A journey into the past can help reveal the future which lies ahead. Rewind back to 1992- 24 years ago. Squamish, most commonly recognized as the McDonalds on the way to Whistler, had a population of 11,000. The main industry was forestry and the largest employer was Interfor. The drive to both Vancouver and Whistler was along a windy double-lane highway, scenically stunning but alarming accident prone; the drive in those days took an additional 10-15 minutes in both directions. The cost of a 3 bedroom home in Garibaldi Highlands in 1992 was $155,000. That same house today costs $800,000, that’s a remarkable increase of 416 percent.


Squamish sure has changed a lot in 24 years. Gone are the days of the Bowling Alley on 2nd Ave and the brown, orange and beige Civic Centre. The Olympic boom saw the upgrade of the Sea to Sky Highway, big box stores like Walmart and Home Depot, and Canada’s first Liberal Arts University, Quest University which constructed a campus in Garibaldi Highlands in 2007.


As the rest of the Western world tumbled into a recession, Squamish continued to surge forward with the Sea to Sky Gondola and Squamish Valley Music Festival firmly establishing Squamish on the international stage. The New York Times recently ranked Squamish as one of the top 52 places to go in 2015 and the town’s population reached 17,000 in 2011, a 14.6 percent growth from the previous census in 2006.

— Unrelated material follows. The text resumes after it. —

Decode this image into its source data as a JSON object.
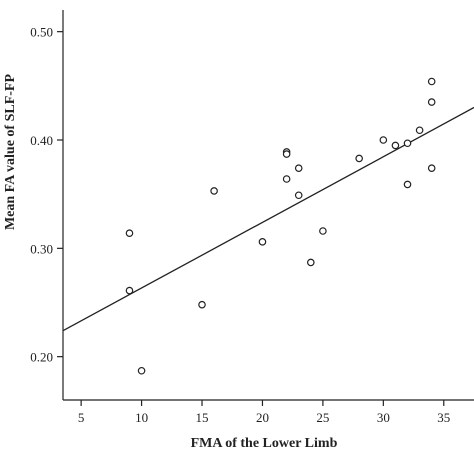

No longer is Squamish just a pit-stop town on the way to Whistler or a bedroom community of Vancouver. People are moving to Squamish in droves because of what it offers, not only because of what it’s close to. The rock-climbing, mountain biking and wind-surfing are drivers for both locals and tourists. The demographic shift to young families and professionals has created a youthful and vibrant energy around the town. The new Ground-Up climbing centre plus a handful of fitness centres which have sprung up in the last year are a testament to the youthful and active community that forms that majority in Squamish.

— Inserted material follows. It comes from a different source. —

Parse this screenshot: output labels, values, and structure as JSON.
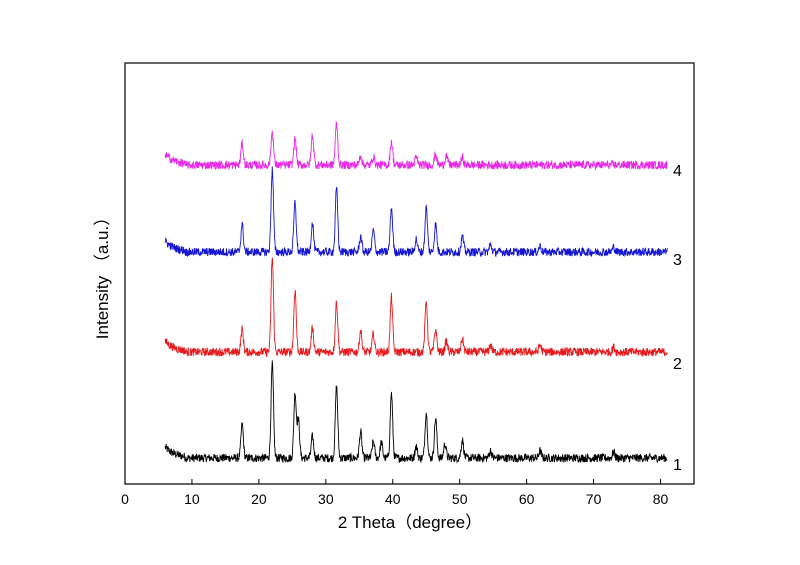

The development boom in Squamish is transforming the landscape of the town. Downtown Squamish has been inundated with condo and townhome developments as has Dentville, the Northyards and Tantalus in Garibaldi Estates; there is no sign of this development boom stopping anytime soon. The Squamish Oceanfront Project is becoming a closer reality and developments in the Cheekeye Fan and Garibaldi at Squamish could soon come to fruition. The average home price has increased 62 percent in the last 5 years and the insatiable demand for life in Squamish is only curbed by the actual inventory of properties available for out of town buyers.


Things sure have changed in Squamish in the last 24 years. Imagining the town in another 24 seems like an impossible feat. If the population increases at the same rate it has been there could be a total of 26,000 people in 2040. That same three bedroom home in Garibaldi Highlands if increasing at the same rate will cost 3,328,000m in 24 years. 


 If you could create your ideal Squamish in 2040 what would it look like? Do you see tourism driving the economy? What type of jobs do you envision supporting the growth of the town? What type of parks, trails, and gathering areas would you like to see? What natural resources should be preserved? How would you address the current housing affordability as we move into the future?


Thursday night’s Public Visioning Event is your chance to participate in the creation of Squamish’s future. The event is taking place at the West Coast Railway Heritage Park between 6pm and 9pm. If you can’t make the event there is an online questionnaire available.  It’s is exciting times here in Squamish, and although I can’t predict what 2040 will look like, I don’t think the excitement will be slowing down anytime soon.